Prosjekt-tittel: SAFERS: Talegjenkjenning og maskinlæring for nødmeldetjenester

Norsk oversettelse:

Nødtjenester, som 113 for øyeblikkelig helsehjelp i Norge, må fungere i vanskelige og tidskritiske situasjoner. Ved en medisinsk nødsituasjon kan det være mange usikre faktorer, og operatøren er ofte nødt til å vurdere en vanskelig og kompleks medisinsk situasjon basert på kun en informasjonskilde, nemlig innringeren, som kan være pasienten selv, en slektning eller annen omsorgsperson.
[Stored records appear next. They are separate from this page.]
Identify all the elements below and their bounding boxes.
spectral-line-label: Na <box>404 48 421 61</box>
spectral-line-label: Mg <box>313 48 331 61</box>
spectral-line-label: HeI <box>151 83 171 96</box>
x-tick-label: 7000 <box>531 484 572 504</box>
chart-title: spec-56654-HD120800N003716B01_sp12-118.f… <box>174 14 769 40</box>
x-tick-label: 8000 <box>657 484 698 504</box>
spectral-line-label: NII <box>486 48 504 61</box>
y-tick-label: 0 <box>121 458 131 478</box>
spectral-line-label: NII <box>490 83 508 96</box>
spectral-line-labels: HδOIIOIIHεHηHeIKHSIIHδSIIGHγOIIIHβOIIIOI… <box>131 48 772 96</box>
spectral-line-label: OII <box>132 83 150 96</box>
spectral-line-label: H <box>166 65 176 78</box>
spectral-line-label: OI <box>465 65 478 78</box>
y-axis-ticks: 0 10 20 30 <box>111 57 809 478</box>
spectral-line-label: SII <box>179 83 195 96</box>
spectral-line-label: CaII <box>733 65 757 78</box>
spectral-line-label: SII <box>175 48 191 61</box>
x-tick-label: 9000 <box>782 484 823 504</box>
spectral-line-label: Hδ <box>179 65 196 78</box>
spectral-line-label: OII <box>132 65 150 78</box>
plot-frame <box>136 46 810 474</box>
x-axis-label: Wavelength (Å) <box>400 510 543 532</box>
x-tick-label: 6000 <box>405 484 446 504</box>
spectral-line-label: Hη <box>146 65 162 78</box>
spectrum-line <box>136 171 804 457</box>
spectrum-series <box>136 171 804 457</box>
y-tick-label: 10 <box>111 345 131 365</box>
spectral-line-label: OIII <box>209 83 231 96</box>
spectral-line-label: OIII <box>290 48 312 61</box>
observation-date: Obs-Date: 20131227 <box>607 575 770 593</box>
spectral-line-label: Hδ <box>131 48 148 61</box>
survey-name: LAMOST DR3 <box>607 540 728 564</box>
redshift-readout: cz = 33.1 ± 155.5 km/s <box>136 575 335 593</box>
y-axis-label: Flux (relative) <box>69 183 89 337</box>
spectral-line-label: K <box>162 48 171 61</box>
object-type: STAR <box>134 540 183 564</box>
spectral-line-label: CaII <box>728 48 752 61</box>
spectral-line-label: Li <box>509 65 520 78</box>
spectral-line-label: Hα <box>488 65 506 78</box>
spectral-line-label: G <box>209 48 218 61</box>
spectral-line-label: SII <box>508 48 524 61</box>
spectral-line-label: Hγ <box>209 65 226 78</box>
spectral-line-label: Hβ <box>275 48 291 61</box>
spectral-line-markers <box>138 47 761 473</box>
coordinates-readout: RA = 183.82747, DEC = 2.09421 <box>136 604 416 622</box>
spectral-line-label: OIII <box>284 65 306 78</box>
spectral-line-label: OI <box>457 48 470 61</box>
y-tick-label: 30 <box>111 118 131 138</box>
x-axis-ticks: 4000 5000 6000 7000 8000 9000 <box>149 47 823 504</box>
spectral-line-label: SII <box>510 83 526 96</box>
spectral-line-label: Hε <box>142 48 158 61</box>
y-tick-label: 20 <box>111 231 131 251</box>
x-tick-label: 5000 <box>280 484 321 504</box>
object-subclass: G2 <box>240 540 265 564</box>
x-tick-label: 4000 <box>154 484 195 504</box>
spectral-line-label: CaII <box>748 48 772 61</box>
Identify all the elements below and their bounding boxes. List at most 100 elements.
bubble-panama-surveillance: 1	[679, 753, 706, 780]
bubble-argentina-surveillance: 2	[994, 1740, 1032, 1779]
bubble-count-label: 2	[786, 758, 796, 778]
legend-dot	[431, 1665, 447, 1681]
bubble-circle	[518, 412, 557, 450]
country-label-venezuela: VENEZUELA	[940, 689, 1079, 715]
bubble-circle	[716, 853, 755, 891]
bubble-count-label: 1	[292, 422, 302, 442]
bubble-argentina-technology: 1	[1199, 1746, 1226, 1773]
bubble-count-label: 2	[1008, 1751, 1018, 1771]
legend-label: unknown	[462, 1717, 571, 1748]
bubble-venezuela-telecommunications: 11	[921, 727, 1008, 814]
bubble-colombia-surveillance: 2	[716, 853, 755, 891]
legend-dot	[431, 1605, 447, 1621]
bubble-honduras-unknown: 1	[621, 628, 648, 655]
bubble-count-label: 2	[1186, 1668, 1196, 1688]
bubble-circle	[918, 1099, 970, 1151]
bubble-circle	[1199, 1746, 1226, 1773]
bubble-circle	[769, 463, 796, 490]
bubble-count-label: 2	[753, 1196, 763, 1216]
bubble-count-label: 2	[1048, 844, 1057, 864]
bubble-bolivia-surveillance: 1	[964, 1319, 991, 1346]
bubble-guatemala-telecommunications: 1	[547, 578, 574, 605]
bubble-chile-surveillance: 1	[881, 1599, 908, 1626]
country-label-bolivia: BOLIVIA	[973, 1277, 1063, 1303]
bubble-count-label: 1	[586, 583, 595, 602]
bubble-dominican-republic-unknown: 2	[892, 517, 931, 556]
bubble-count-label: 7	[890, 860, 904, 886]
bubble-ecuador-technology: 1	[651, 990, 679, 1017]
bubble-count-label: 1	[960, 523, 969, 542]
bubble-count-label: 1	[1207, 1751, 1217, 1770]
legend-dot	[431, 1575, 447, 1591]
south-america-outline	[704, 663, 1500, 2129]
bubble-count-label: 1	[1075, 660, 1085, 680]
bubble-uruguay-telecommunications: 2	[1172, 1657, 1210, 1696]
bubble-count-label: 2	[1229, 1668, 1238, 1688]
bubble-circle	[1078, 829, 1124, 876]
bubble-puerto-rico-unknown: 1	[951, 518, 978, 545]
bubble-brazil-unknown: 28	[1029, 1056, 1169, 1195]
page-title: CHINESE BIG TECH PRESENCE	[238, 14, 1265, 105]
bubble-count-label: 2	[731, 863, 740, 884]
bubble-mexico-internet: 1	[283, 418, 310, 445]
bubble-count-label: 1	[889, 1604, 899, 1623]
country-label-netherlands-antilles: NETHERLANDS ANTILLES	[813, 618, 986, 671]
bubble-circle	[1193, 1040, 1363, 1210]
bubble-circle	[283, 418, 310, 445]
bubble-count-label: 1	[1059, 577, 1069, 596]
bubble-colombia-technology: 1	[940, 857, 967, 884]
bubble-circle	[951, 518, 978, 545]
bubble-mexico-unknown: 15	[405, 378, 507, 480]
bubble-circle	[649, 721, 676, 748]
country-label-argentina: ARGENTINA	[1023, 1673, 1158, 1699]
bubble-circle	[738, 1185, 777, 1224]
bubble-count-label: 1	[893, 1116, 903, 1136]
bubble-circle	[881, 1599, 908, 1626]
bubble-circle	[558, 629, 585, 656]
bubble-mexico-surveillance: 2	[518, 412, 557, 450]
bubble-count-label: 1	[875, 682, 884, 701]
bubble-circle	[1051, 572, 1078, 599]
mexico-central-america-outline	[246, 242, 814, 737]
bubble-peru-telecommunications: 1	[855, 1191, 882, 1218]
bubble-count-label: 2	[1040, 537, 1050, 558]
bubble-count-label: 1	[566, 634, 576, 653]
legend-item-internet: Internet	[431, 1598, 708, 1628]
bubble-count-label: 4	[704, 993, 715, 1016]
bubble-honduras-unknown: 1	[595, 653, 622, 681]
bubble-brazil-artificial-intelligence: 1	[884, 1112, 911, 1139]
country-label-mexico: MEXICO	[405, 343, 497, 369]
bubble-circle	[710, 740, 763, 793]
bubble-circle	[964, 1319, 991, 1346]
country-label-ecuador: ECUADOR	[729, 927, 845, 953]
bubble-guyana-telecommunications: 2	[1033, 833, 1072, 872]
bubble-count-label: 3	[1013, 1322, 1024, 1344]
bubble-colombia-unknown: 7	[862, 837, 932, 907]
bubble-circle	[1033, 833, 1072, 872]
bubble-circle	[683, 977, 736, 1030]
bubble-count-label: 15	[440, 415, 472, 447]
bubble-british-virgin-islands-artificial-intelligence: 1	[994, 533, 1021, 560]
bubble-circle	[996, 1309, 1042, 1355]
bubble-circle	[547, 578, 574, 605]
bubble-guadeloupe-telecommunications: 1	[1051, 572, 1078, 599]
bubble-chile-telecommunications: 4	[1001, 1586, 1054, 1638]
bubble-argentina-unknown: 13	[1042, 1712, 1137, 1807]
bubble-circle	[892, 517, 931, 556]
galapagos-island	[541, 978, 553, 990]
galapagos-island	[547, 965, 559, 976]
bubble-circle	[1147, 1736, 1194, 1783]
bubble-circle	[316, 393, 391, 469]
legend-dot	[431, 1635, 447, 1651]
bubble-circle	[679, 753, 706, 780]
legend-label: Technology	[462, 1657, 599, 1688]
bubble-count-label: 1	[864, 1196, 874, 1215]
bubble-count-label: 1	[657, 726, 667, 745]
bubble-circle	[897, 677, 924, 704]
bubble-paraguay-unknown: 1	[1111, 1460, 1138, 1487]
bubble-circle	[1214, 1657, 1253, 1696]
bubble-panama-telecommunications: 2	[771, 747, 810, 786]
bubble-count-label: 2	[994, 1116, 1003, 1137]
Operatøren må på bakgrunn av denne informasjonen gjøre beslutninger for hvordan situasjonen best kan håndteres, og eventuelt sende ut medisinske ressurser som lege eller ambulanse.

SAFERS-prosjektet har som hovedmål å benytte moderne teknologi innen taleprosessering, språkteknologi og maskinlæring til å forbedre nødtjenestene slik at påliteligheten og effektiviteten kan økes. Mer presist så ønsker prosjektet å utvikle teknologi som kan behandle og analysere nødtjenestesamtaler mellom medisinsk personell og innrigere i sanntid. Et slikt system skal:
(1) identifisere hva som blir sagt (nøkkelord og viktige fakta) underveis i samtalen.
(2) transkribere samtalen i sanntid ved hjelp av talegjenkjenningsteknologi
(3) utnytte informasjon fra samtalen, sammen med kontekstfaktorer, til å bestemme viktige parametere, for eksempel hvor tidskritisk situasjonen er.
(4) Oppdage potensielle feil og mangler i behandlingen og vurderingene av nødanropet.

De teknologiske nyvinningene fra SAFERS-prosjektet vil bistå nødtjenesteoperatorer med sanntidsanalyser og prediksjoner, slikt at de kan ha fullt fokus på medisinske vurderinger og gi riktig assistanse til innringere. Disse nyvinningene vil også tilby et ekstra kontrollnivå ved at anomalier og større avvik fra operasjonelle retningslinjer kan oppdages raskt. Transkriberingsverktøy vil også kunne føre til en enklere og mer strømlinjeformet dokumenteringsprosess for AMK-sentraler.